A Letter : to all the boys I’ve loved before
I’ve experienced definitions of love. yes, plural.
Of what I thought was love. Of what I felt and genuinely understood of what love is.
I have made memories with the thought of loving you. I have made stories and histories with each and every one of you, with me believing that I love you.
All the times I’ve spent crying over you with the sentiment of love.
Today, I’m crying over a boy with the thought of love. with my newest definition of love. Of what I think is true, of what I felt is genuine.
Today, I love him. Today, I think of him with every bits of me. With all the memories I have made with him, with the thought that I love him each and every second of it.
I might doubt it. I might question this newest version of love in the future. Like I did with all of you.
But now, I will cherish this moment.
Because in every sunsets and in every sunrise, my understanding of this world becomes wider, wiser, stronger. With every doubts and every questions. But I will forever consider what I have in my hands are the truest version of this life.

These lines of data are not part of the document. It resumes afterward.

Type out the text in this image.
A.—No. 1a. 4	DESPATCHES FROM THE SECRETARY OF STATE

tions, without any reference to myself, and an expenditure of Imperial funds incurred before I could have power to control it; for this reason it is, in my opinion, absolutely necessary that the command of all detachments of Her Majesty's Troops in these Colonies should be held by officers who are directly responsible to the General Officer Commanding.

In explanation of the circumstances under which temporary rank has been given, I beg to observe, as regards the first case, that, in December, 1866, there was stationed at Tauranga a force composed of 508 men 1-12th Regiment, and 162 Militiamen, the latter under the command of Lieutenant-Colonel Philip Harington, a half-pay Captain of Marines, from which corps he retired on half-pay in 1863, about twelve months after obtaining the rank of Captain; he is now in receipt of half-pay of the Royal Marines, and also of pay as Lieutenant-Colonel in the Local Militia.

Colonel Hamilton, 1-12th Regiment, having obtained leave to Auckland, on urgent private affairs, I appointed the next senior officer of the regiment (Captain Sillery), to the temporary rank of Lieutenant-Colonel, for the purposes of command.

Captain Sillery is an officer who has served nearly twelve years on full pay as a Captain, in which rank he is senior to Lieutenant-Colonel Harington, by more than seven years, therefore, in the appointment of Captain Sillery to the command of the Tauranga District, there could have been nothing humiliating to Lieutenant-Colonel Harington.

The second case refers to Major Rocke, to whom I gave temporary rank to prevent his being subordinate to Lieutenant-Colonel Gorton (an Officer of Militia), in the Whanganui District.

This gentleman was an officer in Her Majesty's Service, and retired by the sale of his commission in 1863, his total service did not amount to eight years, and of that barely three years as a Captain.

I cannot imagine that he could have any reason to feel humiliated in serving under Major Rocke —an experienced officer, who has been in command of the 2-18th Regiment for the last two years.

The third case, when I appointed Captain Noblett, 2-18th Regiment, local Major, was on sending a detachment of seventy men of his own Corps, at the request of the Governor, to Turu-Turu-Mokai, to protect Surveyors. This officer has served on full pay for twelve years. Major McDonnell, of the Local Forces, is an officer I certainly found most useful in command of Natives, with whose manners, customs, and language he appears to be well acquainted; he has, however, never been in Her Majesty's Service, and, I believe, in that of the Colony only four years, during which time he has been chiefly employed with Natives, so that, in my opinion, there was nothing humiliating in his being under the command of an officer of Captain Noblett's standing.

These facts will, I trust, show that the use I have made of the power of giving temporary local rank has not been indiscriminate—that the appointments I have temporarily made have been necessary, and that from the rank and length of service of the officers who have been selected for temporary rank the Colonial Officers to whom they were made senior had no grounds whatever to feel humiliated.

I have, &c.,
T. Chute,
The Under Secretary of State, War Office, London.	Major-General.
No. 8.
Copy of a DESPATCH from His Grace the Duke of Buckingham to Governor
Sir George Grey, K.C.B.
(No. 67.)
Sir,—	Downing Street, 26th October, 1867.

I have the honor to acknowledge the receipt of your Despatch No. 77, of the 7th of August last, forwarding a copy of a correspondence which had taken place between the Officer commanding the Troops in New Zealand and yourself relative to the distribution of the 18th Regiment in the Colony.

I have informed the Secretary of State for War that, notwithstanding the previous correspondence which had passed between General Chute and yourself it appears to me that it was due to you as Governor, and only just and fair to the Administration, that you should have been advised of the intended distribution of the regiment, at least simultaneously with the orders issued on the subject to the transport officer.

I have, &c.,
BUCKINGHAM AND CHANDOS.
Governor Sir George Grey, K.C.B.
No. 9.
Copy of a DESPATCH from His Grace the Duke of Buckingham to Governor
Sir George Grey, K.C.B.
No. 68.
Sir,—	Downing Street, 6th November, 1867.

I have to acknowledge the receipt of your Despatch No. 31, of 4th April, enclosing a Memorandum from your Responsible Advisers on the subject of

No matter how dumb or stupid I feel tomorrow or years from now.
I will keep on saying that I loved you, because at that moment of time, I do. With whatever stupid understanding I held in me back then.
To all the boys I’ve loved before, it was a pleasure to have loved you.
Because love, in my understanding, is abstract. I cannot give you any explanation nor any literal definition. Maybe I will someday, but for now, that is all.
May life treats you well, you had given me lessons in life, shaped me for who I am, and I thank you with all of me.